Generally, abnormal labor force refers to abnormalities in the intensity, frequency, rhythm, symmetry, and polarity of uterine contractions during labor. It also includes abnormalities in the contraction forces of the abdominal and diaphragmatic muscles, as well as the levator ani muscles. A detailed analysis is as follows:
There are various causes of abnormal labor force. Underdevelopment of the uterus or excessive uterine distension that overextends the uterine muscle fibers may affect contractility. Fetal malposition or cephalopelvic disproportion can lead to dis-coordinated uterine contractions. Negative emotions such as excessive anxiety and fear in the mother may interfere with the nervous system's regulation of uterine contractions. Additionally, hormonal imbalances—for instance, insufficient or imbalanced secretion of oxytocin and prostaglandins in the mother's body during labor—can also cause abnormal labor force.

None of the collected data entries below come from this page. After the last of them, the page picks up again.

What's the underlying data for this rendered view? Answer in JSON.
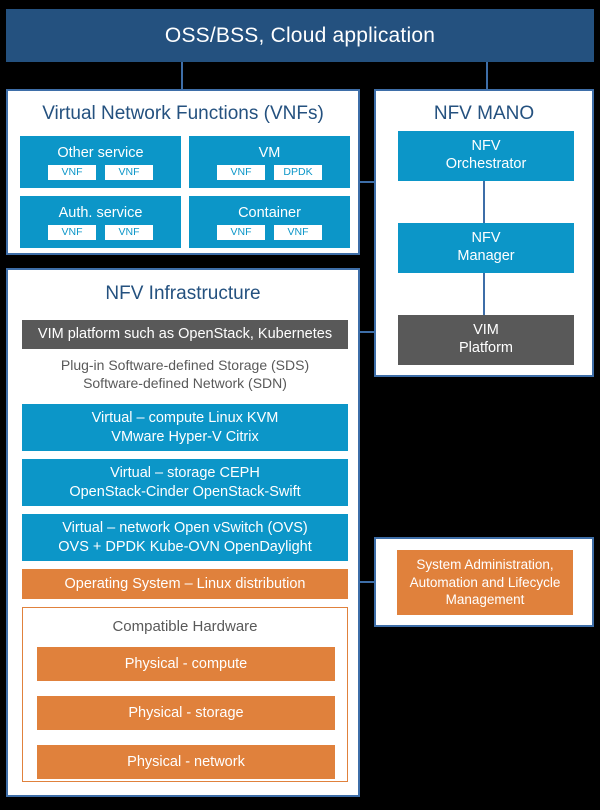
{
  "header": {
    "title": "OSS/BSS, Cloud application"
  },
  "vnf_panel": {
    "title": "Virtual Network Functions (VNFs)",
    "cards": [
      {
        "title": "Other service",
        "chips": [
          "VNF",
          "VNF"
        ]
      },
      {
        "title": "VM",
        "chips": [
          "VNF",
          "DPDK"
        ]
      },
      {
        "title": "Auth. service",
        "chips": [
          "VNF",
          "VNF"
        ]
      },
      {
        "title": "Container",
        "chips": [
          "VNF",
          "VNF"
        ]
      }
    ]
  },
  "mano_panel": {
    "title": "NFV MANO",
    "boxes": [
      {
        "line1": "NFV",
        "line2": "Orchestrator",
        "color": "#0C96C8"
      },
      {
        "line1": "NFV",
        "line2": "Manager",
        "color": "#0C96C8"
      },
      {
        "line1": "VIM",
        "line2": "Platform",
        "color": "#595959"
      }
    ]
  },
  "infra_panel": {
    "title": "NFV Infrastructure",
    "vim_bar": "VIM platform such as OpenStack, Kubernetes",
    "plugin_note_line1": "Plug-in Software-defined Storage (SDS)",
    "plugin_note_line2": "Software-defined Network (SDN)",
    "virtual_compute_line1": "Virtual – compute Linux KVM",
    "virtual_compute_line2": "VMware Hyper-V Citrix",
    "virtual_storage_line1": "Virtual –  storage CEPH",
    "virtual_storage_line2": "OpenStack-Cinder OpenStack-Swift",
    "virtual_network_line1": "Virtual –  network Open vSwitch (OVS)",
    "virtual_network_line2": "OVS + DPDK Kube-OVN OpenDaylight",
    "operating_system": "Operating System – Linux distribution",
    "hardware": {
      "title": "Compatible Hardware",
      "bars": [
        "Physical - compute",
        "Physical - storage",
        "Physical - network"
      ]
    }
  },
  "sysadmin_panel": {
    "text": "System Administration, Automation and Lifecycle Management"
  },
  "colors": {
    "background": "#000000",
    "header_blue": "#24517F",
    "panel_border": "#3E6EA8",
    "accent_cyan": "#0C96C8",
    "accent_orange": "#E0813C",
    "grey": "#595959",
    "panel_fill": "#FFFFFF",
    "connector": "#3E6EA8"
  }
}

When uterine contractions are weak, the mother may perceive the contractions as feeble, short in duration, and long in interval, resulting in slow or even stalled labor progress. Conversely, when uterine contractions are too strong, they manifest as intense and frequent contractions with short intervals, causing the mother severe pain. A pathological retraction ring may also appear, increasing the risk of uterine rupture. These conditions can lead to many adverse consequences. Prolonged labor increases the risk of postpartum hemorrhage and infection for the mother; prolonged compression of the fetus may lead to hypoxia and fetal distress, seriously affecting maternal and fetal health.
Routine moderate exercise such as yoga or walking can help enhance physical strength and muscle strength, including that of the pelvic floor muscles and abdominal muscles, which contributes to normal exertion of labor force during delivery and helps prevent abnormal labor force due to insufficient muscle strength.